If I asked you on the spot to tell me the relative frequency of the English language’s most common words, would you be able to do it? How much more common is the most common word “the” compared to the second most common word “of?” If you can answer this question, then you can answer questions about the frequencies of most of the world’s languages.
Zipf’s law is a probability distribution that says, “The frequency of any word is inversely proportional to its frequency rank.” Informally, it means that the second most common word is used half as much as the most common word; the third most common word is used a third as much as the most common word; etc.
This law seems like a pretty big coincidence, but it holds true for English and most of the world’s languages (including intentionally designed languages like Esperanto). The word “the” is English’s most common word appearing about 7% of the time in English text. The word “of” is predicted by Zipf’s law to occur half the time or 3.5%, which turns out to be exactly correct. English’s third most common word “and” appears about 2.8% of the time, which is extremely close to Zipf’s prediction of 2.3%.
Why does this happen? How have the world’s languages developed such a uniform distribution of words? Even more mysterious is Zipf’s appearances in other rankings such as the size of cities and number of people watching a given TV channel.
There is not a definitive explanation for the Zipf phenomena, but there are some possible explanations. One statistical explanation is that the Zipf pattern is a natural result of true randomness. In a study, Wentian Li showed that randomly generated texts will create results that obey Zipf’s law.
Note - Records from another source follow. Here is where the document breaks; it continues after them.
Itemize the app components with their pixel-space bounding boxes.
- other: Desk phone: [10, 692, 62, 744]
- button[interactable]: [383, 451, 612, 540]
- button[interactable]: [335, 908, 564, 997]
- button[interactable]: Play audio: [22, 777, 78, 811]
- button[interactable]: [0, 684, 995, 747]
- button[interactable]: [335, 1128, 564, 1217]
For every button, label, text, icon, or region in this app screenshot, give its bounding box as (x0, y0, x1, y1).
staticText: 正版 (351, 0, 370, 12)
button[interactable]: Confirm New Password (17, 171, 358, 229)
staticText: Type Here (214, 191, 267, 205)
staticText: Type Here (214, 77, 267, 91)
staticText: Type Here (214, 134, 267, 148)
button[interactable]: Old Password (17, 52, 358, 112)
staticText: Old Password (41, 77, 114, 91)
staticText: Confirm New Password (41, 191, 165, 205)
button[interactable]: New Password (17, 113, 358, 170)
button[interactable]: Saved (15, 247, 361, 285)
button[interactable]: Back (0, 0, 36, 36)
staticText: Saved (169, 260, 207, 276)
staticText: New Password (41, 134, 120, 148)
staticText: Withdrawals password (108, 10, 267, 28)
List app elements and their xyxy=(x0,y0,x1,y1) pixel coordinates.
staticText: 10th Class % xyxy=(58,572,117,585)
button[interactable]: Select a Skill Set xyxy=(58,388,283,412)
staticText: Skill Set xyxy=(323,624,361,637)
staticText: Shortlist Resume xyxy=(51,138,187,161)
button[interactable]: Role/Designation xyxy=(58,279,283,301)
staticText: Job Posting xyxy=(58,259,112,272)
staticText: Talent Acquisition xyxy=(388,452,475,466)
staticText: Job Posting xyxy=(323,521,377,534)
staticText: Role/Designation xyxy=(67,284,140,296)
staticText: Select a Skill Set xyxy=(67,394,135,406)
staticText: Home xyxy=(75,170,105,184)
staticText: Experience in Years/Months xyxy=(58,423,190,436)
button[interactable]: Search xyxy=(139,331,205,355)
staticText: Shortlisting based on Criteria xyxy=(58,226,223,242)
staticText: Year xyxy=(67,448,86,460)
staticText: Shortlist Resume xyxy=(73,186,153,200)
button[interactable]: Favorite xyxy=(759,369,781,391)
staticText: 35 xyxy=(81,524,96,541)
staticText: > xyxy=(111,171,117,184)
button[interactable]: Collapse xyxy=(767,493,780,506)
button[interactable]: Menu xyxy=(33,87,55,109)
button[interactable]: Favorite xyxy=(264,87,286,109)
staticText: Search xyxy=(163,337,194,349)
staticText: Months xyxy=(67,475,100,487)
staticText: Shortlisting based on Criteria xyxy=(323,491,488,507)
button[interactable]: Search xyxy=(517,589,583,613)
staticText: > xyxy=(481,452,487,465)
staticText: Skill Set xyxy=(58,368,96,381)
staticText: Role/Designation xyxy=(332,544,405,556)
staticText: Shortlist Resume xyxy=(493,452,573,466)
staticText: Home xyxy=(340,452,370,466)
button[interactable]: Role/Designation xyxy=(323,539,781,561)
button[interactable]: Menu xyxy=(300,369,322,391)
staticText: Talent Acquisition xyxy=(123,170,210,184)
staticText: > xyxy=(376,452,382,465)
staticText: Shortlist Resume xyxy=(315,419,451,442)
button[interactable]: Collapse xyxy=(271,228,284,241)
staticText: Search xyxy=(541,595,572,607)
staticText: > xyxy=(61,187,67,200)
Zipf himself proposed an idea that the law results from the principle of least effort, a principle states given a choice, the path of least resistance will be taken. More specifically, both the speaker and listener aim for the path of least resistance. A language that only has one word is extremely easy for the speaker but extremely difficult for the listener. A language that uses a unique word for each concept is easier for the listener but difficult for the speaker. It is the compromise between the two possibilities creates the Zipf distribution of the world’s languages.